Do you know what I love? I love it when I happen upon the inside pages of some one's Bible, and they are well worn and marked up heavily. It almost feels as if I've caught a glimpse of a personal journal. It's a beautiful sight. The only way to make a Bible look like that is by spending hundreds of hours studying it.
Like a good baseball glove, it takes a whole lot of use to break in a Bible.
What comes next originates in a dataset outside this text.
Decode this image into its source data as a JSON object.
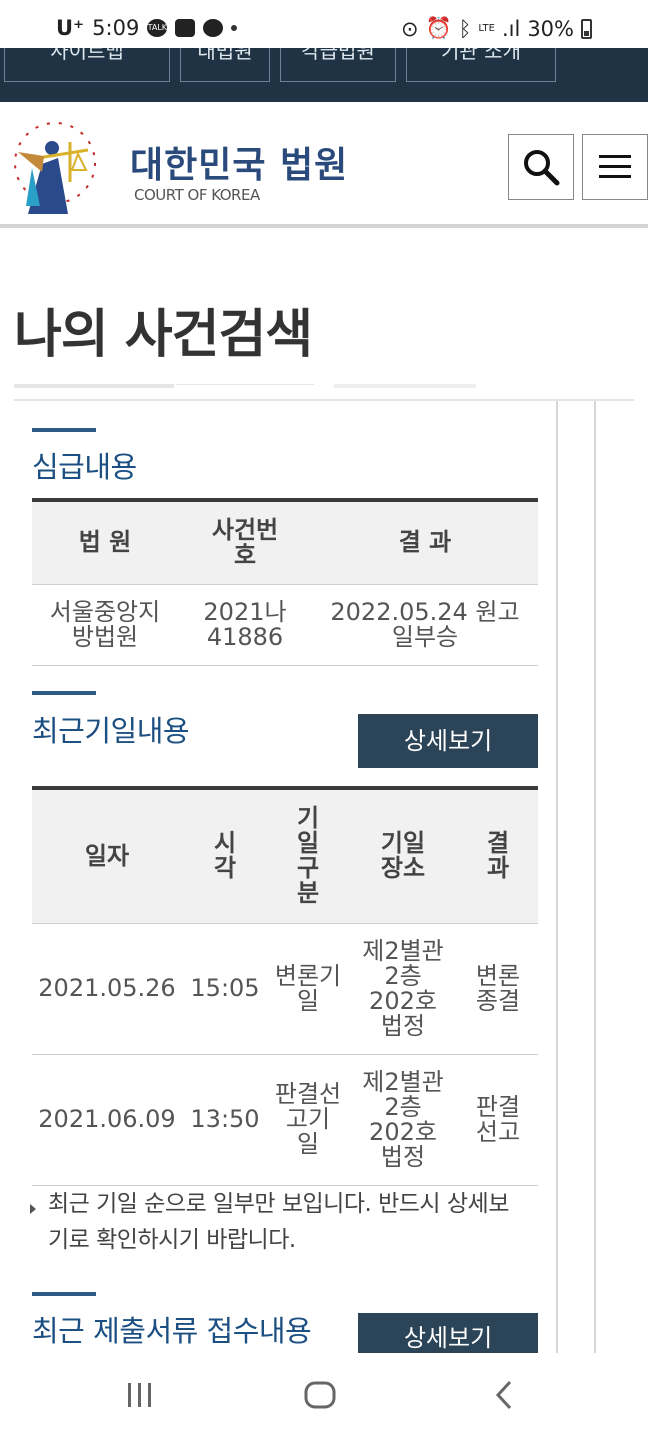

I always have a slight hesitation about marking up my own Bible because it's so permanent. Often times I find myself writing notes in pencil because of my insecurity. After all, what if a verse speaks to me now, but not so much, next year? And aren't ALL of God's words important? And didn't we learn to never write in our textbooks in elementary school? What if the highlighter is the wrong color? What if in a year I decide to highlight all of the promises of God in pink, but I've already used that color the previous year for a verse about salvation? Will it throw my whole system off, and will I have to start again? I know that I'm probably the only one that over-analyzes Bible marking, but all of that is changing now. I have a whole new mindset on the matter.
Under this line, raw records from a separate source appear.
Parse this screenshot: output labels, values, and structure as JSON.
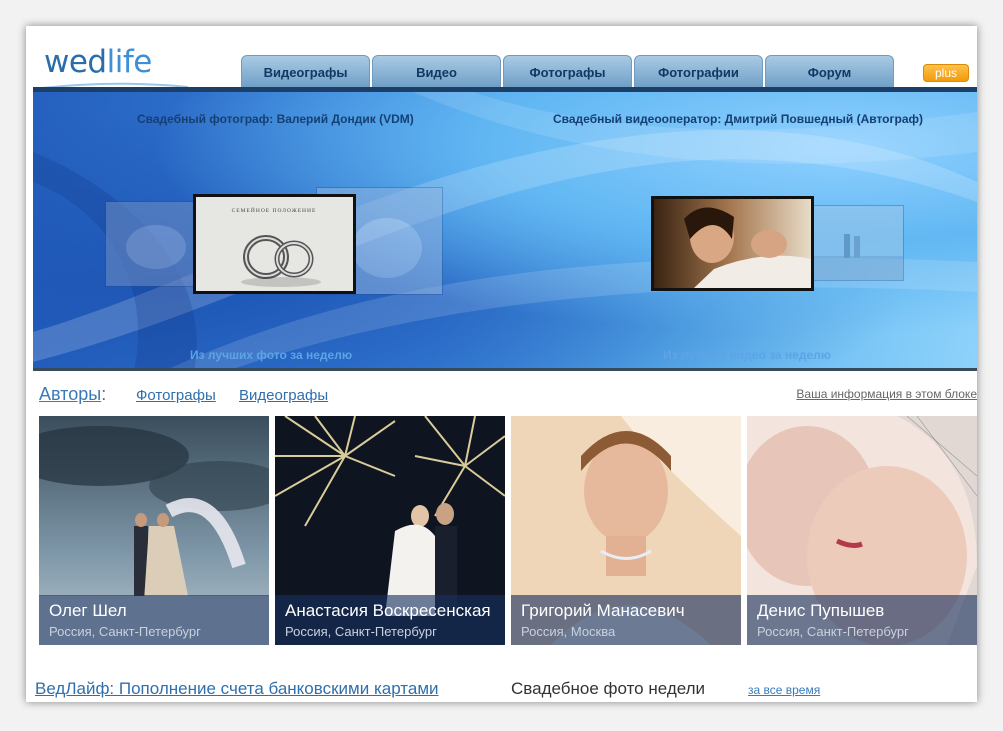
{
  "logo": {
    "wed": "wed",
    "life": "life"
  },
  "nav": {
    "tabs": [
      {
        "label": "Видеографы"
      },
      {
        "label": "Видео"
      },
      {
        "label": "Фотографы"
      },
      {
        "label": "Фотографии"
      },
      {
        "label": "Форум"
      }
    ],
    "plus_label": "plus"
  },
  "banner": {
    "photographer_title": "Свадебный фотограф: Валерий Дондик (VDM)",
    "videographer_title": "Свадебный видеооператор: Дмитрий Повшедный (Автограф)",
    "photo_caption": "Из лучших фото за неделю",
    "video_caption": "Из лучших видео за неделю",
    "photo_card_text": "СЕМЕЙНОЕ ПОЛОЖЕНИЕ"
  },
  "authors": {
    "label": "Авторы",
    "colon": ":",
    "tab_photographers": "Фотографы",
    "tab_videographers": "Видеографы",
    "info_link": "Ваша информация в этом блоке"
  },
  "cards": [
    {
      "name": "Олег Шел",
      "location": "Россия, Санкт-Петербург"
    },
    {
      "name": "Анастасия Воскресенская",
      "location": "Россия, Санкт-Петербург"
    },
    {
      "name": "Григорий Манасевич",
      "location": "Россия, Москва"
    },
    {
      "name": "Денис Пупышев",
      "location": "Россия, Санкт-Петербург"
    }
  ],
  "bottom": {
    "news_link": "ВедЛайф: Пополнение счета банковскими картами",
    "photo_of_week": "Свадебное фото недели",
    "all_time_link": "за все время"
  },
  "colors": {
    "accent": "#2f6fae",
    "tab_text": "#0f3a63",
    "plus_button": "#f29b0c",
    "banner_border": "#1d3e66"
  }
}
When I get old, I want my kids to be able to thumb through the pages of my favorite Bible, and find a goldmine of hand written notes, highlighted passages, and encouraging scriptures. I want them to know beyond a shadow of a doubt that I LOVED reading it. I want them to know which verses I clung to in times of distress, and which verses really challenged me. I want it's highlighted passages to intertwine with the events of my life. I want it to give a small glimpse of my journey, and the comfort and encouragement I found in the scriptures during each season of my life.
I want my daughters to see that I treasured the words of Proverbs 31, and Titus 2. I want my son to find wisdom in the book of Proverbs, and encouragement in the Psalms. I want them to read the notes on the back pages of my Bible about topics that were important to me. I want them to see that I hung on every word. Perhaps it will have stains or small tattered pages from reading it at the breakfast table. Perhaps it will have old magazine clippings or inspirational poems tucked into it's pages. Maybe it will still have the handmade bookmarks my children give to me from time to time.
Like anything else that gets better with age, time will only tell what the finished product will look like. Frankly, the only thing that matters to me is that my children know beyond a shadow of a doubt that my Bible was my most prized possession.